Extra defenseman: Jakub Kindl

Heading into training camp, the overriding theory coming out of Hockeytown was Kindl would have to play himself off the team. The Red Wings intend to carry seven defensemen, and the main competition with Kindl for that spot is Derek Meech, who the Red Wings tried to pawn off on someone else by putting him on waivers earlier this month. Kindl was the last first-round pick (19th in 2005) the Red Wings had before they drafted Riley Sheahan this season, so Detroit definitely thought highly of him from the get-go.

If early returns are any indication, Kindl has done nothing to change that.

Kindl produced three goals and 30 assists last season in Grand Rapids and has improved his plus/minus rating every season he's been with the Griffins. He's impressed Babcock in camp with his skating and puck-handling ability, showing everyone why he was regarded by some as a top five draft pick. If Salei can't whip Ericsson into shape, it's entirely possibly Kindl could crack the lineup regularly on the third defensive pairing.

Goaltenders: Jimmy Howard and Chris Osgood

There's no question about who the two goaltenders on this squad will be. The question will be if Howard can follow up his rookie campaign and if Osgood has anything left in the tank.
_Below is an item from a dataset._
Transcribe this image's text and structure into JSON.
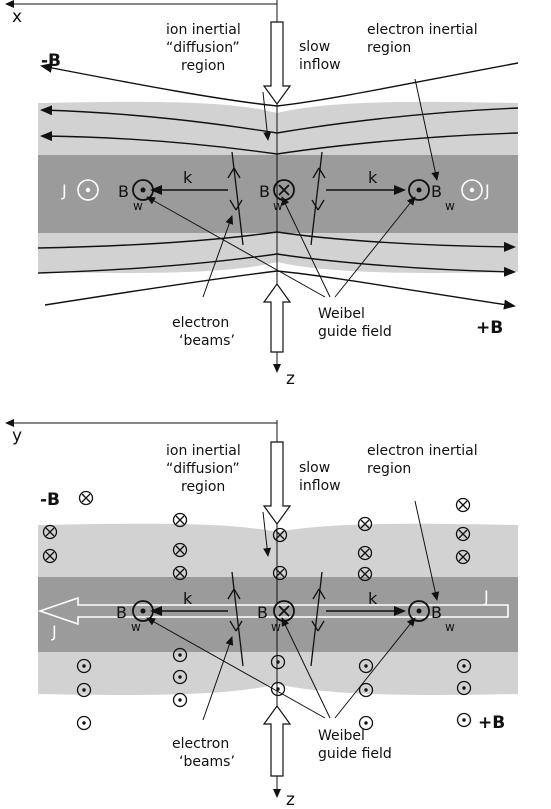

Nobody quite knew what to expect out of Howard last season. He spent four years in the AHL honing his skills, and the Red Wings always claimed he was their goalie of the future. Yet, many still had doubts. He was unproven and Osgood was coming off a rocky season in which he had a career worst .887 save percentage.

Fortunately, Howard put those doubts to rest rather quickly.

Howard didn't impress right away. Frankly, many were still wondering if he was NHL-ready after a shaky start to his career, but when Osgood missed extended time with the flu, Howard was forced into taking on a larger role. Coupled with the mini-MASH unit the Red Wings locker room had become, Detroit needed solid goaltending from Howard, and they got it. The rookie posted a 2.26 goals against average and notched 37 wins en route to a nomination for the Calder Trophy as the league's top rookie.

The big concern is that Howard will suffer a sophomore slump, much like Columbus goalie Steve Mason did his second year in the league. Mason recorded 33 wins and a 2.26 GAA in his rookie campaign, but won only 20 games the next year and saw his GAA balloon to 3.00. Howard seems like a calm guy who doesn't get rattled easily, and at 26-years-old he's not your typical NHL sophomore. With star-studded cast in front of him, Howard might not have to do much anyway.

For Osgood, it was another year of sub-par performance. With only a rookie to back him up, the hope was that Osgood could handle the bulk of the work last season, allowing Howard to ease his way into the game. But Osgood has never recovered from his fantastic 2007-08 season and, at 37, he may never get back there. I've been one of the staunchest Osgood defenders over the years, but Osgood's play of late has been indefensible.

I'm hoping he can recover and get to 400 wins so he can stick it to all his detractors, but I'm not expecting a miraculous turnaround. Skills decrease over time, and Osgood's may have run out.


The addition of Salei should help strengthen this department, which was already coming off a strong season. However, that could quickly turn if Kronwall gets injured again and Ericsson can't pick up his game. The Wings are high on Kindl as the seventh defenseman, but he's still an unproven rookie who's only played three games with the big boys.

The main issue, like the rest of the team, is health. Kronwall hasn't been healthy for most of his career, Rafalski already is having minor issues this preseason and Salei only played 14 games last year with back problems. If the defense stays healthy, the Red Wings shouldn't have any problems winning games.